The courtroom falls silent as a judge rises. Lawyers clutch their files. Litigants lean forward, hoping months, sometimes years, of waiting are finally about to end.
Instead, the words they dread arrive.
“Mention after recess.”
Or worse:
“Judgement on notice.”
The widow seeking her late husband’s estate leaves empty-handed. A businessman trapped in a commercial dispute postpones another investment.
An employee challenging dismissal returns home with no closure. Justice, once again, has been deferred.
It is this lived reality, not statistics, that has fuelled a fresh national debate over the performance of Kenya’s Judiciary.

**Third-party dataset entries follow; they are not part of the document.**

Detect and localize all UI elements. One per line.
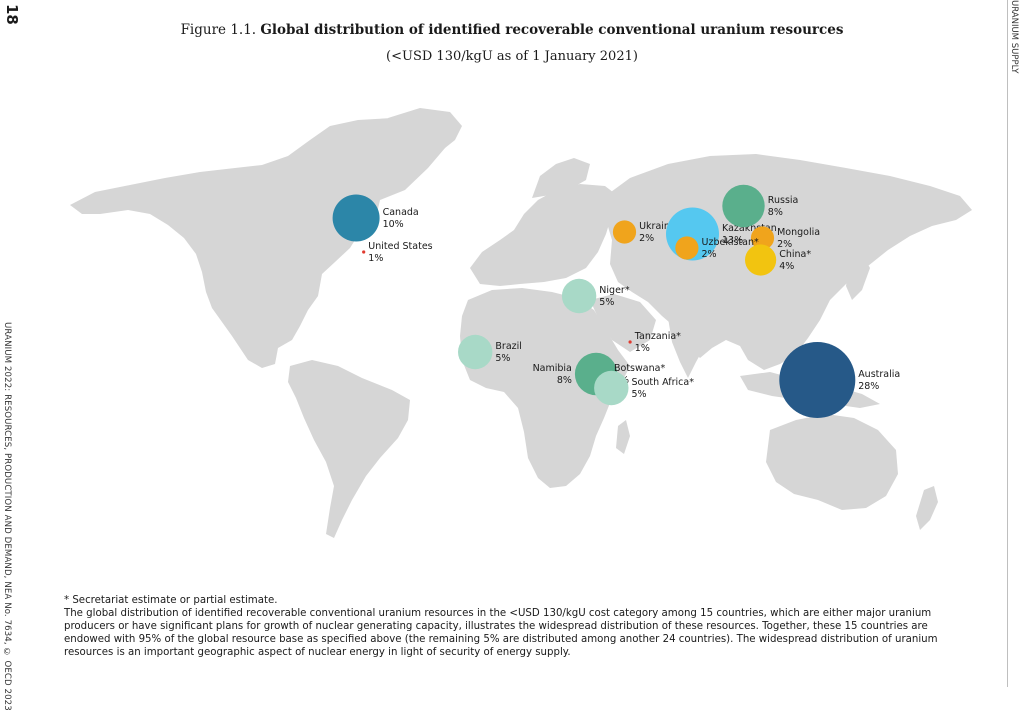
label-country-russia: Russia bbox=[768, 195, 799, 206]
label-country-united-states: United States bbox=[368, 241, 432, 252]
landmass-india bbox=[668, 314, 712, 378]
label-value-brazil: 5% bbox=[495, 353, 510, 364]
figure-label: Figure 1.1. bbox=[180, 22, 261, 38]
bubble-tanzania bbox=[628, 340, 632, 344]
label-country-namibia: Namibia bbox=[533, 363, 572, 374]
landmass-europe bbox=[470, 184, 618, 286]
label-country-south-africa: South Africa* bbox=[632, 377, 695, 388]
running-footer-publication: URANIUM 2022: RESOURCES, PRODUCTION AND … bbox=[2, 322, 12, 711]
landmass-south-america bbox=[288, 360, 410, 538]
landmass-australia bbox=[766, 414, 898, 510]
label-value-china: 4% bbox=[779, 261, 794, 272]
bubble-canada bbox=[332, 194, 380, 242]
label-value-south-africa: 5% bbox=[632, 389, 647, 400]
label-value-ukraine: 2% bbox=[639, 233, 654, 244]
landmass-new-zealand bbox=[916, 486, 938, 530]
land-masses bbox=[70, 108, 972, 538]
label-country-uzbekistan: Uzbekistan* bbox=[702, 237, 759, 248]
bubble-south-africa bbox=[594, 370, 629, 406]
bubble-niger bbox=[561, 278, 597, 314]
footnote-asterisk: * Secretariat estimate or partial estima… bbox=[64, 595, 278, 606]
label-country-tanzania: Tanzania* bbox=[634, 331, 681, 342]
landmass-scandinavia bbox=[532, 158, 590, 198]
label-value-namibia: 8% bbox=[557, 375, 572, 386]
label-value-canada: 10% bbox=[383, 219, 404, 230]
bubble-ukraine bbox=[612, 220, 637, 244]
label-value-kazakhstan: 13% bbox=[722, 235, 743, 246]
label-country-mongolia: Mongolia bbox=[777, 227, 820, 238]
bubble-brazil bbox=[458, 334, 493, 370]
label-value-united-states: 1% bbox=[368, 253, 383, 264]
bubble-russia bbox=[722, 184, 765, 228]
figure-notes: * Secretariat estimate or partial estima… bbox=[64, 594, 974, 659]
page-number: 18 bbox=[3, 4, 21, 25]
running-header-section: URANIUM SUPPLY bbox=[1009, 0, 1019, 74]
label-value-uzbekistan: 2% bbox=[702, 249, 717, 260]
side-rule bbox=[1007, 0, 1008, 687]
landmass-africa bbox=[460, 288, 630, 488]
landmass-arabia bbox=[590, 294, 656, 352]
label-country-kazakhstan: Kazakhstan bbox=[722, 223, 777, 234]
bubble-china bbox=[745, 244, 777, 276]
figure-subtitle: (<USD 130/kgU as of 1 January 2021) bbox=[386, 49, 638, 64]
label-value-mongolia: 2% bbox=[777, 239, 792, 250]
label-value-tanzania: 1% bbox=[635, 343, 650, 354]
label-country-canada: Canada bbox=[383, 207, 419, 218]
label-value-australia: 28% bbox=[858, 381, 879, 392]
landmass-japan bbox=[846, 254, 870, 300]
landmass-madagascar bbox=[616, 420, 630, 454]
bubble-united-states bbox=[362, 250, 366, 254]
label-country-brazil: Brazil bbox=[495, 341, 522, 352]
bubble-australia bbox=[779, 342, 856, 418]
label-value-niger: 5% bbox=[599, 297, 614, 308]
footnote-body: The global distribution of identified re… bbox=[64, 608, 938, 659]
label-country-niger: Niger* bbox=[599, 285, 630, 296]
landmass-north-america bbox=[70, 118, 452, 368]
bubble-uzbekistan bbox=[675, 236, 699, 260]
label-country-australia: Australia bbox=[858, 369, 900, 380]
landmass-greenland bbox=[388, 108, 462, 154]
label-country-botswana: Botswana* bbox=[614, 363, 665, 374]
label-value-russia: 8% bbox=[768, 207, 783, 218]
figure-title-text: Global distribution of identified recove… bbox=[260, 22, 844, 38]
bubble-mongolia bbox=[750, 226, 775, 250]
figure-title: Figure 1.1. Global distribution of ident… bbox=[0, 22, 1024, 38]
label-country-china: China* bbox=[779, 249, 811, 260]
label-country-ukraine: Ukraine bbox=[639, 221, 676, 232]
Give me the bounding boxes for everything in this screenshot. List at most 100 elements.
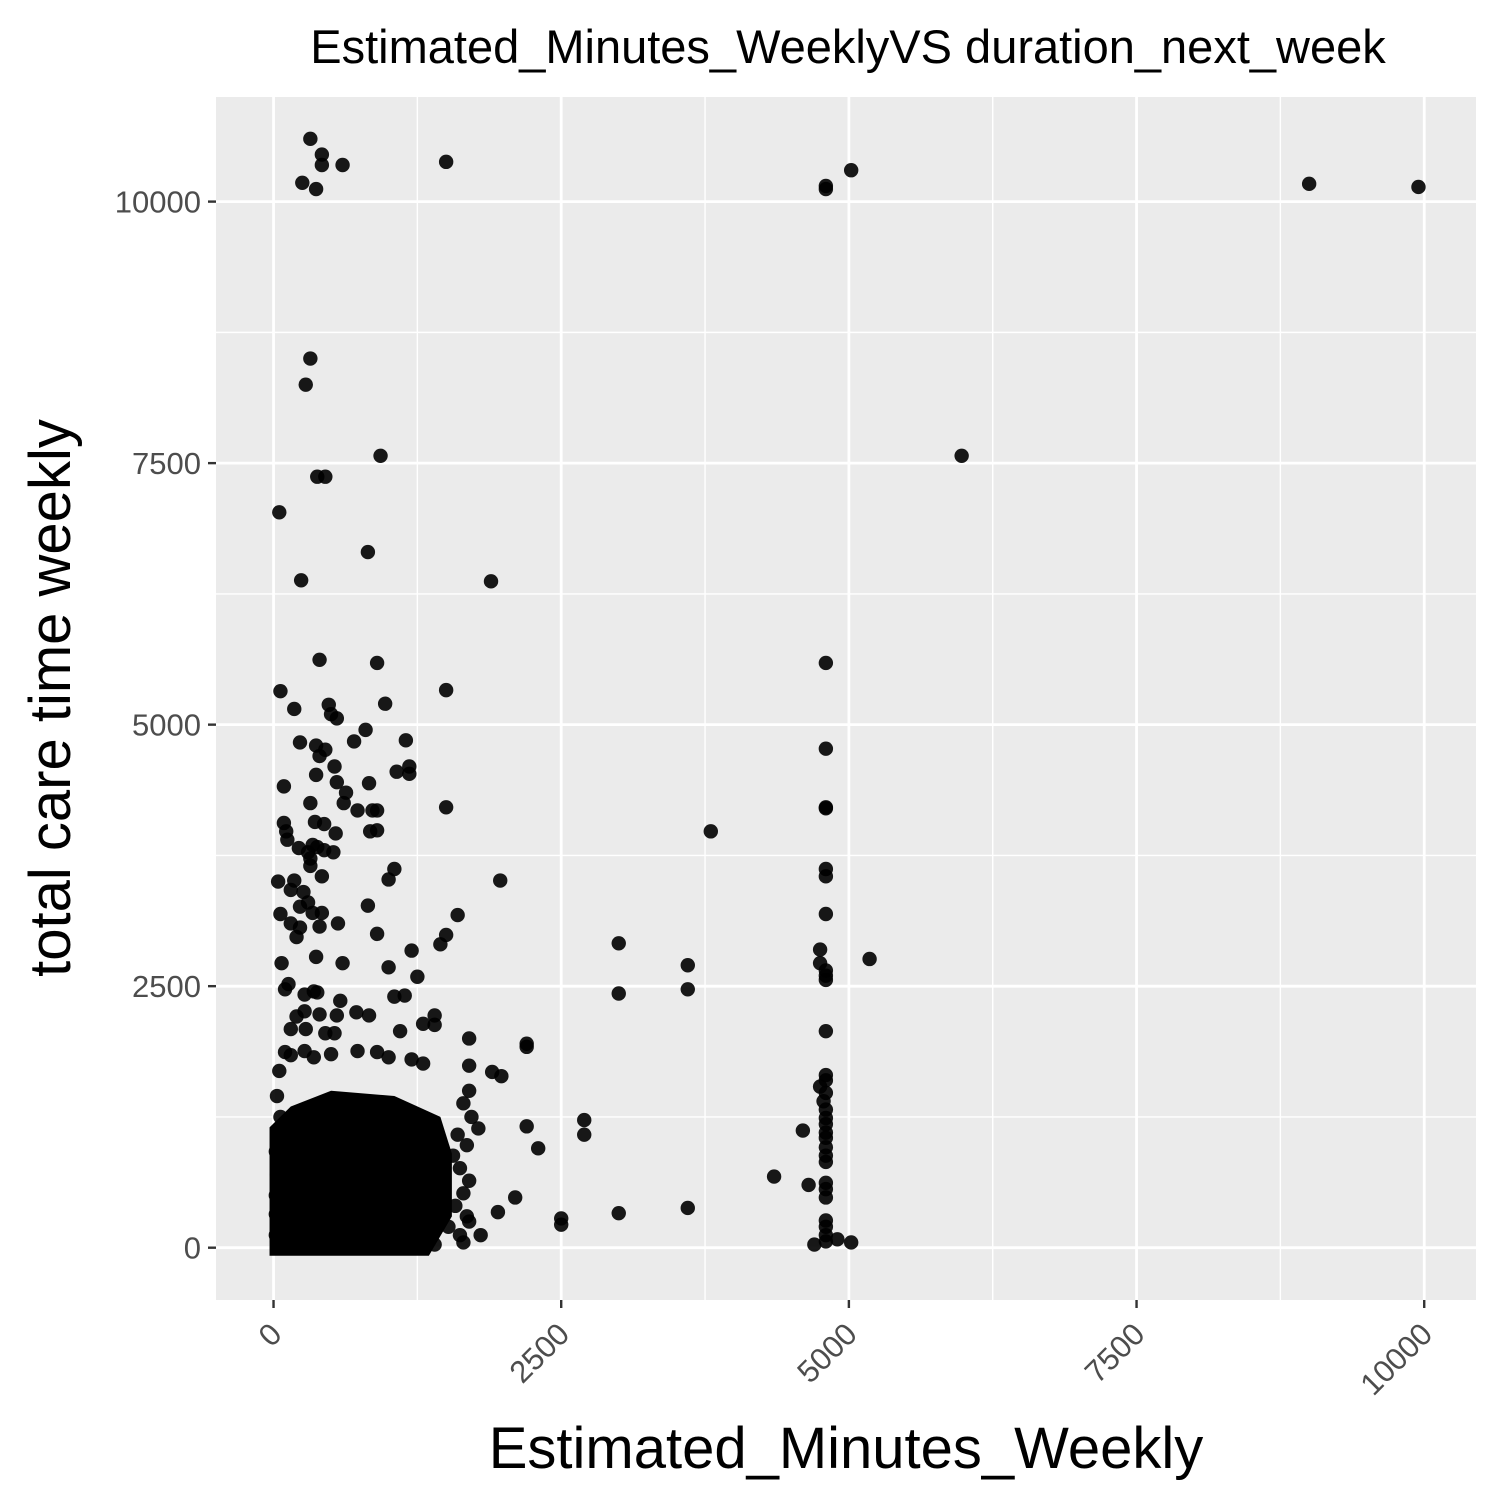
- data-point: [611, 986, 626, 1001]
- data-point: [360, 898, 376, 913]
- data-point: [312, 919, 327, 934]
- data-point: [438, 154, 454, 170]
- data-point: [283, 1048, 298, 1063]
- data-point: [328, 826, 343, 841]
- data-point: [373, 448, 388, 464]
- data-point: [415, 1056, 431, 1071]
- data-point: [361, 776, 377, 791]
- data-point: [318, 469, 333, 484]
- data-point: [818, 741, 834, 756]
- data-point: [303, 858, 318, 874]
- data-point: [795, 1123, 811, 1138]
- data-point: [519, 1039, 534, 1055]
- data-point: [308, 949, 324, 965]
- data-point: [272, 505, 287, 520]
- data-point: [369, 803, 385, 818]
- data-point: [766, 1169, 782, 1184]
- data-point: [397, 988, 412, 1003]
- data-point: [818, 1023, 834, 1039]
- data-point: [298, 377, 313, 392]
- data-point: [448, 1198, 463, 1214]
- data-point: [308, 767, 324, 783]
- data-point: [441, 1219, 456, 1234]
- y-tick-label: 5000: [132, 708, 201, 743]
- data-point: [818, 655, 834, 671]
- minor-gridlines: [216, 97, 1476, 1300]
- data-point: [350, 1043, 365, 1059]
- data-point: [554, 1217, 569, 1232]
- data-point: [329, 711, 345, 726]
- data-point: [843, 163, 859, 178]
- data-point: [830, 1232, 845, 1247]
- data-point: [306, 1050, 322, 1065]
- chart-title: Estimated_Minutes_WeeklyVS duration_next…: [310, 20, 1386, 73]
- data-point: [530, 1141, 546, 1156]
- data-point: [298, 1021, 313, 1037]
- data-point: [438, 682, 454, 698]
- data-point: [459, 1209, 475, 1224]
- data-point: [303, 351, 318, 366]
- data-point: [389, 764, 404, 779]
- data-point: [333, 993, 348, 1009]
- data-point: [280, 832, 295, 847]
- data-point: [954, 448, 969, 464]
- data-point: [577, 1112, 592, 1128]
- data-point: [327, 1026, 342, 1041]
- data-point: [461, 1058, 477, 1073]
- data-point: [326, 845, 341, 860]
- data-point: [680, 1200, 695, 1216]
- data-point: [295, 175, 310, 190]
- data-point: [438, 927, 454, 943]
- data-point: [680, 958, 695, 973]
- data-point: [404, 1052, 419, 1067]
- data-point: [507, 1190, 523, 1205]
- data-point: [461, 1173, 477, 1188]
- plot-panel: [216, 97, 1476, 1300]
- data-point: [452, 1227, 468, 1243]
- data-point: [801, 1177, 816, 1193]
- y-tick-label: 2500: [132, 969, 201, 1004]
- dense-cluster-mass: [269, 1090, 452, 1256]
- data-point: [323, 1046, 339, 1062]
- data-point: [459, 1137, 475, 1153]
- data-point: [464, 1109, 479, 1125]
- data-point: [283, 882, 298, 898]
- data-point: [308, 181, 324, 197]
- data-point: [327, 759, 342, 774]
- data-point: [360, 544, 376, 560]
- data-point: [346, 734, 362, 749]
- data-point: [387, 989, 402, 1004]
- data-point: [818, 1154, 834, 1170]
- x-tick-label: 5000: [790, 1316, 864, 1390]
- data-point: [404, 943, 419, 958]
- data-point: [350, 803, 365, 818]
- data-point: [818, 1234, 834, 1249]
- data-point: [818, 178, 834, 194]
- data-point: [312, 1007, 327, 1022]
- data-point: [274, 955, 289, 971]
- data-point: [1301, 176, 1317, 192]
- data-point: [314, 905, 330, 921]
- data-point: [276, 779, 292, 794]
- data-point: [303, 795, 318, 811]
- data-point: [329, 774, 345, 790]
- data-point: [473, 1227, 488, 1243]
- data-point: [381, 960, 396, 975]
- data-point: [577, 1127, 592, 1142]
- data-point: [452, 1160, 468, 1176]
- data-point: [402, 766, 417, 782]
- data-point: [312, 652, 327, 667]
- data-point: [287, 701, 302, 717]
- y-tick-label: 0: [184, 1231, 201, 1266]
- data-point: [812, 942, 828, 957]
- data-point: [293, 573, 309, 588]
- x-axis-title: Estimated_Minutes_Weekly: [489, 1416, 1204, 1481]
- data-point: [369, 655, 385, 671]
- data-point: [493, 873, 508, 888]
- data-point: [292, 735, 308, 750]
- data-point: [358, 722, 373, 738]
- data-point: [270, 1215, 286, 1230]
- data-point: [392, 1023, 408, 1039]
- data-point: [381, 1050, 396, 1065]
- data-point: [316, 816, 332, 832]
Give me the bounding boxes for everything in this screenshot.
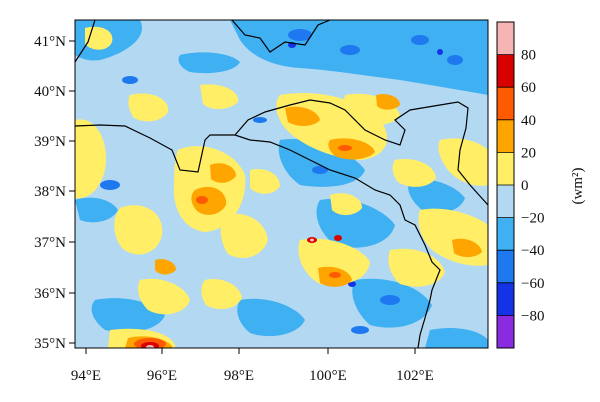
colorbar-bin	[497, 119, 514, 153]
colorbar-bin	[497, 250, 514, 283]
x-tick-label: 102°E	[396, 368, 434, 384]
colorbar-bin	[497, 217, 514, 251]
colorbar-tick-label: 80	[521, 48, 536, 64]
colorbar-tick-label: 20	[521, 145, 536, 161]
y-tick-label: 38°N	[34, 184, 66, 200]
boundary-line-main	[75, 124, 441, 348]
colorbar-bin	[497, 152, 514, 185]
colorbar-tick-label: −20	[521, 211, 544, 227]
y-tick-label: 37°N	[34, 235, 66, 251]
colorbar-bin	[497, 315, 514, 348]
y-tick-label: 40°N	[34, 84, 66, 100]
colorbar-tick-label: 40	[521, 113, 536, 129]
y-tick-label: 39°N	[34, 134, 66, 150]
map-frame	[74, 19, 489, 349]
colorbar-tick-label: −60	[521, 276, 544, 292]
colorbar-tick-label: 60	[521, 80, 536, 96]
contour-field	[75, 20, 488, 348]
x-axis: 94°E 96°E 98°E 100°E 102°E	[71, 348, 434, 384]
colorbar-tick-label: −40	[521, 243, 544, 259]
colorbar: 80 60 40 20 0 −20 −40 −60 −80	[496, 21, 544, 349]
colorbar-bin	[497, 54, 514, 88]
y-tick-label: 41°N	[34, 34, 66, 50]
contour-level-above-80	[146, 238, 314, 348]
x-tick-label: 100°E	[309, 368, 347, 384]
colorbar-bin	[497, 282, 514, 316]
colorbar-tick-label: 0	[521, 178, 529, 194]
x-tick-label: 98°E	[224, 368, 254, 384]
boundary-line-north-west	[75, 20, 96, 63]
y-axis: 35°N 36°N 37°N 38°N 39°N 40°N 41°N	[34, 34, 75, 352]
x-tick-label: 94°E	[71, 368, 101, 384]
colorbar-unit-label: (wm²)	[570, 168, 586, 205]
boundary-line-north	[231, 20, 331, 53]
boundary-line-east	[234, 99, 488, 206]
colorbar-tick-label: −80	[521, 308, 544, 324]
y-tick-label: 35°N	[34, 336, 66, 352]
map-panel	[74, 19, 489, 349]
colorbar-bin	[497, 87, 514, 120]
colorbar-bin	[497, 22, 514, 55]
x-tick-label: 96°E	[147, 368, 177, 384]
province-boundaries	[75, 20, 488, 348]
colorbar-bin	[497, 185, 514, 218]
y-tick-label: 36°N	[34, 286, 66, 302]
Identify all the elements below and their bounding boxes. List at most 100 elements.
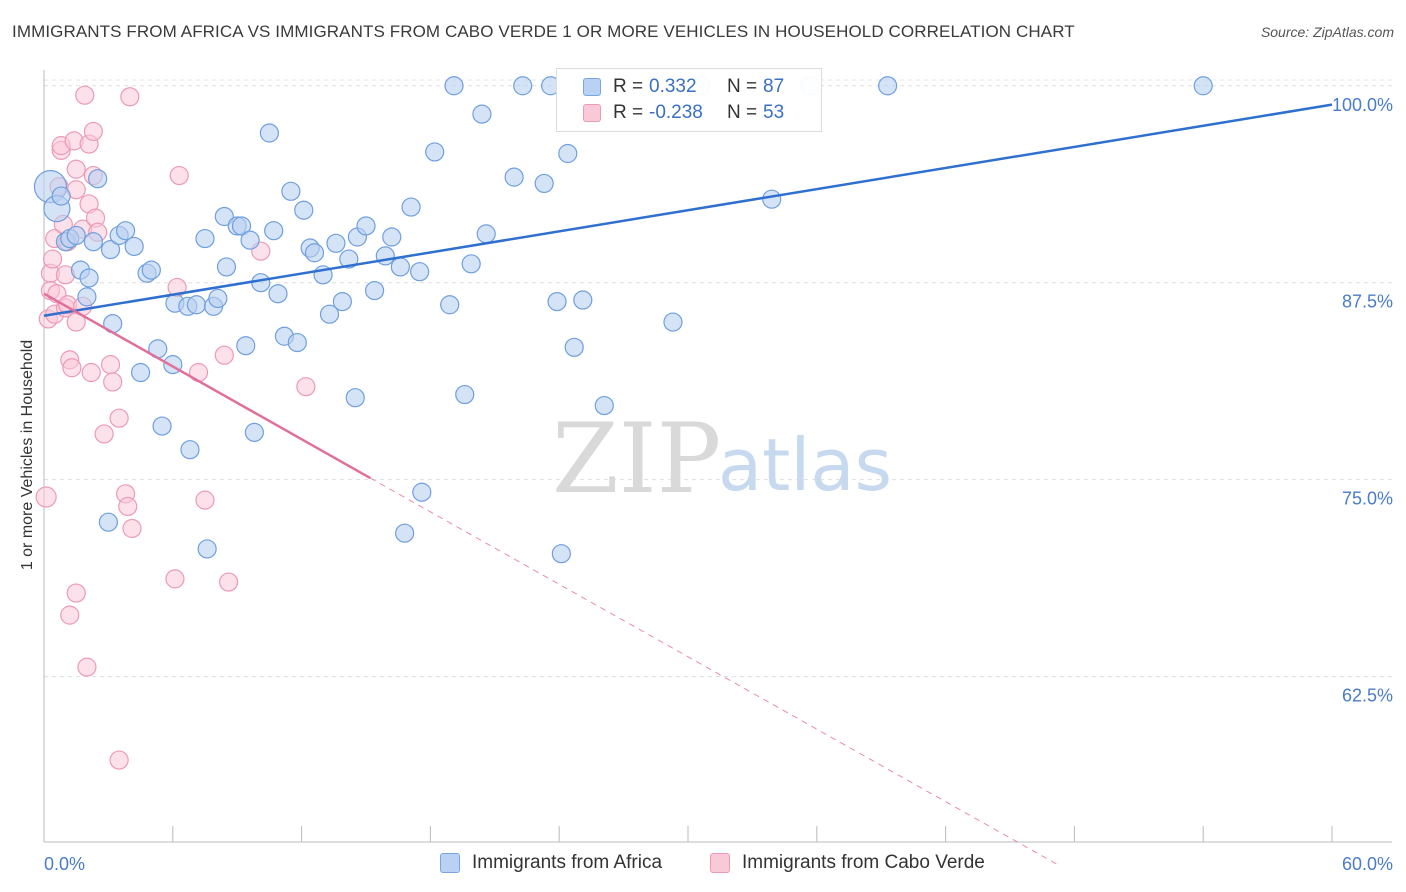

The debate intensified this week after Senior Counsel Ahmednasir Abdullahi claimed that poor work ethics among some judicial officers, rather than a shortage of judges alone, are a significant contributor to case backlogs.
He alleged that the forthcoming annual judicial performance report has generated anxiety among sections of the Bench because it contains uncomfortable findings about productivity.
Those claims have not been independently verified, and the Judiciary has not publicly confirmed the assertions made by the lawyer.
But they have reopened difficult questions that have lingered for years.
Why do some cases still drag on for years despite sustained judicial reforms?
The timing of Ahmednasir’s criticism is significant.
Case Backlog
Just a day earlier, Chief Justice Martha Koome unveiled what the Judiciary described as its strongest performance in years.
According to the Judiciary’s 2024/25 Performance Management and Measurement Understanding (PMMU) report, courts resolved 647,686 cases against 621,425 new filings, achieving a case clearance rate of 104 per cent, meaning more cases were concluded than were filed during the year.
The national backlog also fell by 27 per cent, from 272,678 pending cases to 244,267.
For an institution that has long battled criticism over delays, those figures represent measurable progress.
However, the statistics only provide a partial view of the situation.
Outside the Judiciary’s annual reports lies another reality, the one experienced daily by litigants and lawyers.
Court corridors remain crowded before sunrise. Benches overflow with people clutching dog-eared files.
Advocates shuffle between courtrooms, only to discover that hearings have been postponed or judgements deferred.
For many Kenyans, justice remains measured not by national clearance rates but by the number of times they are told to return another day.
Chief Justice Koome acknowledges that challenge.
While unveiling the report, she said increasing caseloads, inadequate infrastructure, shortages of judges and judicial staff, ICT constraints, and rising demand for judicial services continue to weigh heavily on the courts.
Public Confidence
She argued that public confidence has increased, bringing more people into the justice system and placing additional pressure on already stretched institutions.
Her prescription is a greater investment.
The Judiciary is pushing for more judges and magistrates; expanded court infrastructure; accelerated digitisation through the Integrated Case Management System, e-filing, and virtual courts, and stronger governance systems.
But critics argue that efficiency is not solely about resources.
The judges/magistrates annual performance report which was to be released this month is facing almighty bush back and resistance from judges. The report makes some shocking and unbelievable statistics. It shows a judiciary that is rudderless and in total ruins. Some judges are…
— Ahmednasir Abdullahi SC (@ahmednasirlaw) July 3, 2026
It is also about accountability.
That may explain why one of the most consequential announcements made by the chief justice received relatively little attention.
Data-backed Individual Performance
Beginning this month, the Judiciary will publish individual performance reports for judges and judicial officers, a move designed to strengthen transparency, accountability, and public confidence.
The reports will undergo verification before publication and are expected to provide, for the first time, a clearer picture of judicial output across the country.
For many observers, the initiative could shift the conversation from anecdote to evidence.
If implemented consistently, performance data could help distinguish courts overwhelmed by workload from those hampered by inefficiency.
It may also provide policymakers with a firmer basis for deciding whether the solution lies in recruiting more judicial officers, improving management systems, or reforming court processes.
That distinction matters.
Alternative Dispute Resolution
Kenya’s justice system has undergone significant reforms since the 2010 Constitution, including vetting judges, expanding court stations, embracing digital filing, and introducing alternative dispute resolution mechanisms to reduce pressure on traditional courts.
Yet public confidence is shaped less by institutional milestones than by personal experience.
A delayed succession cause can keep families divided for years. A stalled commercial dispute can freeze investments and jobs.
A postponed criminal trial prolongs uncertainty for victims and accused persons alike.
Every adjournment carries a human cost rarely reflected in annual reports.
The Judiciary’s own figures suggest progress is being made.
READ ALSO: “Come Back Next Year”: The Slow Death of Justice in Kenya’s Courts
The frustrations voiced daily by litigants suggest much work remains.
Bridging that gap may ultimately determine whether Kenyans measure justice by performance reports or by what happens when they walk into a courtroom carrying a file and hoping, finally, to be heard.